Üşümüş diye düşündüm.
Gözlerine baktım, gözbebeklerimin içine bakar gibiydi. Sana gözlerimle bir şeyler ’daha’ anlatmak istiyorum diyordu... Gözlerinle...
Mıknatıs nedir bilir misiniz? O da soğuktur ve kendisine çeker. Yorulmayı bilmez.
Mıknatısa benzettim ilk defa gözlerini. Titredim.
Bu bir hayata elvedanın el sallamanın anlatma beceriksizliğiydi. Gözlerinin içine çekilip, hapsolmuştum.
Önce deniz sandım, balıkları aradım... Yoktu.
Keman sesleri geliyordu. Denizden keman sesi gelir miydi hiç ? Yutkundum.
Böyle zamanlarda benim kulaklarıma hep keman sesi gelir dedim tırnaklarıma. Avuçlarıma batırdım yosun aradım.
Kokmuyordu.
Deniz kabuklarına baktım. Hışırtısını bile duyamadım.
Anladım ki düştüğüm ve düşündüğüm bu yer onun gözlerinin derinlikleriydi.
Saklandım.
Oysa onun gözlerinin içinde saklanan ve yüzünü hiç tanımadığım o kadar çok yüz vardı ki.

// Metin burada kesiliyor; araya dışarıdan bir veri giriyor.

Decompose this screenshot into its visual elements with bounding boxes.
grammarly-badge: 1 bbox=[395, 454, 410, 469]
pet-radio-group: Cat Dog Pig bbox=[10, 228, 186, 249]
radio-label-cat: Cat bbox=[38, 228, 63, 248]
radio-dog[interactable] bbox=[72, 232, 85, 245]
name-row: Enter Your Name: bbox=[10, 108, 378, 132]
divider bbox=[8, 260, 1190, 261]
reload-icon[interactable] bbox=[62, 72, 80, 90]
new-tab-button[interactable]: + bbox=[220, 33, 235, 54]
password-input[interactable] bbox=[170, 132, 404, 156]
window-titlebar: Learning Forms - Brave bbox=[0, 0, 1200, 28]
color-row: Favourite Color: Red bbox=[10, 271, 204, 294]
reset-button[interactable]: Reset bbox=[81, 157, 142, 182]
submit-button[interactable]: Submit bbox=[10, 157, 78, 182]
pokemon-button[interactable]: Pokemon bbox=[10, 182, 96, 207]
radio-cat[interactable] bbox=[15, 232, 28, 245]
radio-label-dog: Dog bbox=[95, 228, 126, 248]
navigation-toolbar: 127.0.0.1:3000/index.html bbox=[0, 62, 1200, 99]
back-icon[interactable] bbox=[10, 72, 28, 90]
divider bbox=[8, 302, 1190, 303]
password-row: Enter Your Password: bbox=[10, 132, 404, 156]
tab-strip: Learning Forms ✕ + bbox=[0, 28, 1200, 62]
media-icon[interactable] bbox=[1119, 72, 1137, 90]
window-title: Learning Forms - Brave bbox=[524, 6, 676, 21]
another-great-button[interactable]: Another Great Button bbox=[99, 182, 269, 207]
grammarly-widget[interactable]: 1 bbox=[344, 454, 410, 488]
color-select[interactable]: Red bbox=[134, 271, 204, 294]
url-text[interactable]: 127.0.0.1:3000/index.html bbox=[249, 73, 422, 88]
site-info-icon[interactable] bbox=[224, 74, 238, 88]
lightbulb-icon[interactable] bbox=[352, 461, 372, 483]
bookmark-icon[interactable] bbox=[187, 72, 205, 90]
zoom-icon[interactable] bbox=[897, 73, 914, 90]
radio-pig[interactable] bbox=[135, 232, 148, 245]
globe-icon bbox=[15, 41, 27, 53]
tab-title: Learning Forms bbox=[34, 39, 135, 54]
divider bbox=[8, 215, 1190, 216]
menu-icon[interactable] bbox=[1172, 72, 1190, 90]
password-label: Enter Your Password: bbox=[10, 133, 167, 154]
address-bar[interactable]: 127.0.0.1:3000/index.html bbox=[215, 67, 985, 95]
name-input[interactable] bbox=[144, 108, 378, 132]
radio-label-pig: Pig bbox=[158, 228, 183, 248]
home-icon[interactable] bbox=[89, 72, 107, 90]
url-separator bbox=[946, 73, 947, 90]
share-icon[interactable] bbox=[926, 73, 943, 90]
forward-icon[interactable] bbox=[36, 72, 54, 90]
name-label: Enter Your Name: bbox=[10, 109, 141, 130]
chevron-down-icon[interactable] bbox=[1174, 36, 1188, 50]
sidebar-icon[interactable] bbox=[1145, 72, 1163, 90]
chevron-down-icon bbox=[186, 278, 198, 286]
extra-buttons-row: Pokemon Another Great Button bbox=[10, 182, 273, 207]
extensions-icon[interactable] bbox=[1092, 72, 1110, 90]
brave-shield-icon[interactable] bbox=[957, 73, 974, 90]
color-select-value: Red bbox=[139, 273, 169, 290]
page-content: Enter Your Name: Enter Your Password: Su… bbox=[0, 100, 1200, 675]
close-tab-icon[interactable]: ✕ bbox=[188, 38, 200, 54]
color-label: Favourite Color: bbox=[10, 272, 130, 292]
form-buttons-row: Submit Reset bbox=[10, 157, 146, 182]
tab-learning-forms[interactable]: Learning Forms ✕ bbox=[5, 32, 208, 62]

Deniz sandım gözlerini. İçinde görünmeyen balıklar oynaşan. Kıyısında da renk renk çocuklar...
Kıyısındaydım şimdi bir denizin ve kahvemi bilinmezlikler de denize baka baka adını keyif koyduğum girdabın içinde içmeye başladım.
Ve o başka bir sahnede oyuncu olup, yine sahneye çıktı. "Komik Kadını" oynadı.
Boğalar vardı, hayatın içindeki boğalar onu teptikçe o hep komik kadın oldu. Üstüne de seyirciye oyuncunun selamını verdi.
Boğalar şaşırdıkça, o güldü.
-ee dedi Hayat, şimdi ne olacak? Biz ne yapıyorsak, o bize gülüp geçiyor.
Ona en ekşisinden limonlar yolladı.
O da üşenmedi, en tatlısından bardak bardak limonatalar yaptı. Hepsinin üstüne buzlar attı.
-Şak Şak Şak...
Limonata ile buzun buluşmasına, ateş bile alkış tuttu.
Limonatayı bütün canlılara dağıttı. (boğalar hariç)
Hani tatile çıkacaktı...!
Boğalar ülkesine. İşte en çok da ondan korktum, olur ya bir tepik daha... İnsan hali, bir tepik daha kaldıramaz.
Bir gülücük daha attı. Ateş kırmızısından bir elbise almıştım der gibiydi.
İlk defa bana "anne kadını" oynadı. Avuçlarında dört tane nardan ateş vardı. Birini bıraksa, dökülürdü yerlere tanelerin her biri. Siper etti anne bedeninin gençliğini ve boğa tekmeleri üst üste geldi. Artık serçe dediği o evlâtları büyümüştü. Gözbebekleri dar gelmeye başladı.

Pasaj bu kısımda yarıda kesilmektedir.